On 26.11.2006, at 22:35, Curtis Hatter wrote:

>> i = Ferret::I.new
>> i << "the quick brown fox"
>>
>> i.search("quikc~").total_hits
>> => 1
>> i.search("qwick~").total_hits
>> => 1
>>
>> Whereas metaphone yields:
>>
>> Text::Metaphone.double_metaphone("quick")
>> => ["KK", nil]
>> Text::Metaphone.double_metaphone("quikc")
>> => ["KKK", nil]
>>
>
> I'm looking at trying to use both. My reason:
>
> i = Ferret::I.new
> i << "The quick brown fox"
>
> i.search("qwik~").total_hits
> => 0

Which is OK I guess, since 'qwik' and 'quick' are quite different.  
Still, you can adjust the tolerance of FuzzyQuery if desired:

i.search("qwik~0.4").total_hits
=> 1

> Where as double metaphoning "quick" or "qwik" both become "KK".

Yep. In the same way as 'bag', 'pack', 'back', 'poke' and 'pike' all  
become 'PK'. I think the accurracy of this particular phonetic  
algorithm is disputable.

> What I'm thinking might be a good solution is to index the word and  
> it's
> double-metaphone equivalent. Then search for exact hits against the  
> metaphone
> and fuzzy hits against the word field. Then sort based on score, with
> hopefully exact matches being 100.

You should in any case index the actual terms, because the metaphones  
alone would make exact matches impossible.

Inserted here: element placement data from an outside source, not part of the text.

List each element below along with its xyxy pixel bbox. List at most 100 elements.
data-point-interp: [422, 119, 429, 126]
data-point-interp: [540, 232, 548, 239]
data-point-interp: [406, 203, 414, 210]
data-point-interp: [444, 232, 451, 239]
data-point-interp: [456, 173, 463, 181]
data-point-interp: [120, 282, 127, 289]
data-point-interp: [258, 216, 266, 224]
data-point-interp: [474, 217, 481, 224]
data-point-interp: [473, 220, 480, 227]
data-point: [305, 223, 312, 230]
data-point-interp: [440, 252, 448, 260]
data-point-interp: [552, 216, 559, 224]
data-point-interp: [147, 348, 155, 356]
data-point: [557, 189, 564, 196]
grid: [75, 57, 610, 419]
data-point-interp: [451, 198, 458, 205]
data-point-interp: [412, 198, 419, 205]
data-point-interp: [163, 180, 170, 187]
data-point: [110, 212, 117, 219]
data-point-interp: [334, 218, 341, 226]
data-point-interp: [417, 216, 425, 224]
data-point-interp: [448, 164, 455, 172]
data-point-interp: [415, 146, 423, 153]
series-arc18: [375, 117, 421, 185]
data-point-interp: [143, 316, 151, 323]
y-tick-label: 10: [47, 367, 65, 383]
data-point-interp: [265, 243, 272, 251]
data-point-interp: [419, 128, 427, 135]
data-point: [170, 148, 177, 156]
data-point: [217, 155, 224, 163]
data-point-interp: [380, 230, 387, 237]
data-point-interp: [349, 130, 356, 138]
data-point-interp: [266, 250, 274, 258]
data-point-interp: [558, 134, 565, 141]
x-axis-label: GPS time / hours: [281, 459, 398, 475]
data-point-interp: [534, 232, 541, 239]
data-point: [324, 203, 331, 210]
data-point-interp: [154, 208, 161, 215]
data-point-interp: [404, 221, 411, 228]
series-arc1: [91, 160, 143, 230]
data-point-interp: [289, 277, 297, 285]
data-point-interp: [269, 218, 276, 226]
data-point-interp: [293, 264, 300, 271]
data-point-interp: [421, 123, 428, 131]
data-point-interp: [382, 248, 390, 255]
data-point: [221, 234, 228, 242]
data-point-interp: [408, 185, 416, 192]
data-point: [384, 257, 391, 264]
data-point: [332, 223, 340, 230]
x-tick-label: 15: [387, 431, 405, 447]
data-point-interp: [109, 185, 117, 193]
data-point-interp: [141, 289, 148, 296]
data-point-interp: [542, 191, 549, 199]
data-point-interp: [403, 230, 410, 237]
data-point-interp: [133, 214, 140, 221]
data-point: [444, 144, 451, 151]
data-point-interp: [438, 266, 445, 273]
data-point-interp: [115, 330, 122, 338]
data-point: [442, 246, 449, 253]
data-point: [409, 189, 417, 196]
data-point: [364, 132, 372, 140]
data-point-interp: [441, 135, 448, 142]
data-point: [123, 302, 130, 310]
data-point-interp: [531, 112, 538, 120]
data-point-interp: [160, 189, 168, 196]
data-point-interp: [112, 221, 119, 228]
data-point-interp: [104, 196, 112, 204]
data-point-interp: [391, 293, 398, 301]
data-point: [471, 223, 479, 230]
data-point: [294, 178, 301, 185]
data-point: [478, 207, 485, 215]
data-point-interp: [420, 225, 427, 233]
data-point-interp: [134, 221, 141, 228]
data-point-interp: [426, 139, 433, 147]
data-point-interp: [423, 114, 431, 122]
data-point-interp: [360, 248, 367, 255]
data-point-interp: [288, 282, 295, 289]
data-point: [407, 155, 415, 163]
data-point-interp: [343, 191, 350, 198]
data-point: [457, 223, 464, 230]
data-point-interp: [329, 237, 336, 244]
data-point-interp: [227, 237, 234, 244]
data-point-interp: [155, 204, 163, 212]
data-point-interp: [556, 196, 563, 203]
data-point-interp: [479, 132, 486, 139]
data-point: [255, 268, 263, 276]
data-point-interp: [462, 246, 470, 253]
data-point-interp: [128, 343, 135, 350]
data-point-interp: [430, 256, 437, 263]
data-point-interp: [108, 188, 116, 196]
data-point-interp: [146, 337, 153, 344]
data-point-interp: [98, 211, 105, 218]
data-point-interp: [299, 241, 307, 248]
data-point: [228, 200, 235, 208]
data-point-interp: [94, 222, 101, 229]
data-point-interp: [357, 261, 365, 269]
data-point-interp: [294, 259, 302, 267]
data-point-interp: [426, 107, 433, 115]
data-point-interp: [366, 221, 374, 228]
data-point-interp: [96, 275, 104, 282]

If you use FuzzySearch, you don't need an extra field and you  
autmatically get a score based on how close the match is.

Example:

i = Ferret::I.new

i << "quick"
i << "quikc"
i << "quack"
i << "quake"
i << "quark"
i << "quid"
i << "quiche"

i.search_each("quikc~0.3") do |doc, score|
   printf "%6s %1.2f\n", i[doc][:id], score
end

  quikc 0.88
  quick 0.53
  quake 0.53
   quid 0.44
  quack 0.35
  quark 0.35
quiche 0.35

As you can see, the exact match ranks highest.